As the trend famously codified by Intel co-founder Gordon Moore—that the number of transistors on an integrated circuit would double every two years—seems to be flagging, one top engineer suggests that it is time to rethink chip design to buy performance increases.
Instead of just focusing on reducing chip size and cranking up processor speeds, engineers need to look at making tweaks or possibly even change fundamental microprocessor architecture to ensure chips are faster and cheaper to produce, said Robert Colwell, director of the microsystems technology office at DARPA (Defense Advanced Research Projects Agency), in a talk on Monday at the Hot Chips conference in Stanford, California.
Colwell dismissed arguments that Moore’s Law will continue to hold, and said engineers should give serious thought to the design and economics of chip making.
“I pick 2020 as the earliest ... when we can call it dead. That’s only seven years away,” Colwell said. “I’m thinking 7-nanometers. You can talk me into 2022, you might be able to even talk me into 1-nanometer. But you’re not going to into 1-nanometer... I think physics dictates against that.”
Moore's Law Clarification
There have been different interpretations of Moore’s Law, with the most common one being that the number of transistors on a chip will double every two years, which will make chips faster. But Colwell tried to clarify the definition, saying that in 1965 Intel’s Gordon Moore focused more on the economics related to cost-per-transistor, which would drop with scaling.
“What it really is ... if you’re going to integrate a lot of components on a chip, there’s an optimal place on that curve where you should do that. You can go beyond the optimal point, but it will cost you in terms of price per component,” Colwell said, adding there’s a sweet spot where maximum profit can be eked out assuming sales are relative to the number of chips made.
It is true that beyond a certain geometry it will hard to make chips smaller, but Colwell said economics, and not physics, would ultimately end Moore’s Law. The day chip makers can’t get return on the billions invested in making chips smaller is the day Moore’s Law will break. Instead of waiting for chip economics to crash, innovation should start now.

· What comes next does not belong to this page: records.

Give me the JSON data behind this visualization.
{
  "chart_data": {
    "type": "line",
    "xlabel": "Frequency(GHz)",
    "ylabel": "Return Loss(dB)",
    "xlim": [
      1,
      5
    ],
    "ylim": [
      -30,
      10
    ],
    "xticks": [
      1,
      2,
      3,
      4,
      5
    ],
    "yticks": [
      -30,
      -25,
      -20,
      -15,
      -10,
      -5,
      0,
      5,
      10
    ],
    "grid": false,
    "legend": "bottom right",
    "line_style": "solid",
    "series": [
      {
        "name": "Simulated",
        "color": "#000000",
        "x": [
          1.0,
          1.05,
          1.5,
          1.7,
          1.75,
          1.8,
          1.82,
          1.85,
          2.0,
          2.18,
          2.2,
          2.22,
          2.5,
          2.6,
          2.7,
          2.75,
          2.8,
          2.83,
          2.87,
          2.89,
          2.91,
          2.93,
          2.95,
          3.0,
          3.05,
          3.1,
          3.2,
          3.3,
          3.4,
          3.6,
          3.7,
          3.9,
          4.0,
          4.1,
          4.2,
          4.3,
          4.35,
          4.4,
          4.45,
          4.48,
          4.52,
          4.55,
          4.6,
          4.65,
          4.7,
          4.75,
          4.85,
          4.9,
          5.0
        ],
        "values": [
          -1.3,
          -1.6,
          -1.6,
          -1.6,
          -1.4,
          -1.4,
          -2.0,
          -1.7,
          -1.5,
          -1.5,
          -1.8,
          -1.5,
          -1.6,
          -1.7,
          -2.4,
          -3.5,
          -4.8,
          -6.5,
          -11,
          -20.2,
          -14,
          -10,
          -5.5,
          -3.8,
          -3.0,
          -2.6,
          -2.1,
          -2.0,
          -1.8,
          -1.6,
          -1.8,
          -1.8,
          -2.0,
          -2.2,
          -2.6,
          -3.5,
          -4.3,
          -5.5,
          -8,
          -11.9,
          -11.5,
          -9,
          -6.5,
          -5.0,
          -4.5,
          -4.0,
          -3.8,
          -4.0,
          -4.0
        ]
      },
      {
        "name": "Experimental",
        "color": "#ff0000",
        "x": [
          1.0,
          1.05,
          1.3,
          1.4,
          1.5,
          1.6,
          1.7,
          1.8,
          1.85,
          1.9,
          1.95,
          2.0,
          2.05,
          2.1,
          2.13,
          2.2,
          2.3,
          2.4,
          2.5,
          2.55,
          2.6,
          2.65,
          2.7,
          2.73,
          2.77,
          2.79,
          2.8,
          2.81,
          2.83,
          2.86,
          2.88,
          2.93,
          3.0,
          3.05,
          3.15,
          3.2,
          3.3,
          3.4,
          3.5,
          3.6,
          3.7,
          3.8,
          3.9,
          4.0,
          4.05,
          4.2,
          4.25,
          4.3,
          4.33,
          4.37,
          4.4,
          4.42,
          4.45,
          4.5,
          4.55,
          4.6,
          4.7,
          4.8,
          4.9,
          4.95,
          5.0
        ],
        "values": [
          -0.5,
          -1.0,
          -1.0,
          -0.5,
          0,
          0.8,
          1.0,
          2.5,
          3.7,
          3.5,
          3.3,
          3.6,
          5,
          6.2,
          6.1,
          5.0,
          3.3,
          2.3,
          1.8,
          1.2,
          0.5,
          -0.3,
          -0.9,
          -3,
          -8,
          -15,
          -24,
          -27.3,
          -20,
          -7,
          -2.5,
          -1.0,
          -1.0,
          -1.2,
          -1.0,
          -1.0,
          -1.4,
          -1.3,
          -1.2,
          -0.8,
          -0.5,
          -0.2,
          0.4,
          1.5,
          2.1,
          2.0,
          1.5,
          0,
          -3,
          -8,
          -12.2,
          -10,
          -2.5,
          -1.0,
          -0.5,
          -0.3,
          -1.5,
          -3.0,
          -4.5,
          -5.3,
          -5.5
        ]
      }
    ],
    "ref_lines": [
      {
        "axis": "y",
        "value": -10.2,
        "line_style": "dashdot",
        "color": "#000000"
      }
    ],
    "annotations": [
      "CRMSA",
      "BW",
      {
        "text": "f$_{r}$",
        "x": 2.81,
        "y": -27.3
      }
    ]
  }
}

Chips now have billions of transistors, and the ability to push clock speed and performance will reached its limit, and after silicon engine stalls, small tricks and incremental tweaks like power gating and turbo will happen for a short time to improve chips. But chip designers should start early, and an effort like changing fundamental chip design could help before and after Moore’s Law ends.
One approach to consider might be separating the instruction set architecture, microarchitecture, circuits, functional blocks and other parts now integrated onto a chip, and tweaking them for specific applications, Colwell said.
“I think the end of Moore’s Law opens the door to designing special-purpose things again,” Colwell said, adding that in the 1970s, one could make specialized floating point arrays with vector processors. DARPA is doing research in the areas of quantum computing, nanotechnology and distributed computing, he said.
Replacements for silicon
Researchers at universities and chip companies are also looking at new materials to replace silicon, and also advanced manufacturing technologies. Colwell said that the new technologies are far from practical implementation, and chip makers will have to rely on technologies like CMOS, which has no practical replacement in sight.
“CMOS is really good stuff,” Colwell said. “There are [only] two or three [new technologies] that are promising at all. It’s just hard to beat CMOS.”
Some ways to buy performance in the meanwhile could be through the use of new materials, photonics, optics and 3-D stacking, in which transistors are placed on top of each other.
Outside of the computer industry, the auto industry will feel the biggest impact of the end of Moore’s Law, Colwell said. The last 30 years of innovation in cars such as navigation systems, antilock breaks, guidance systems and others have all been driven by semiconductors.
“I think that’s really cool but all of it is based on computers. If we stall out, what are they going to do differently from generation to generation?” Colwell said. “I think they have been living off the electronics for the last 20 to 30 years, and if we don’t continually feed them huge increases, it’s not clear what they will do next.”
Colwell also threw a dart at his former employer, Intel, where he was the chief architect for all Pentium chips.
“Intel is terrible at anticipating. They don’t look down the road and say ‘five years from now the rules will be different, I need to react today, I’m going to put some bets on the table’. There’s some of that, but not a lot. But what they are really good at is reacting,” said Colwell.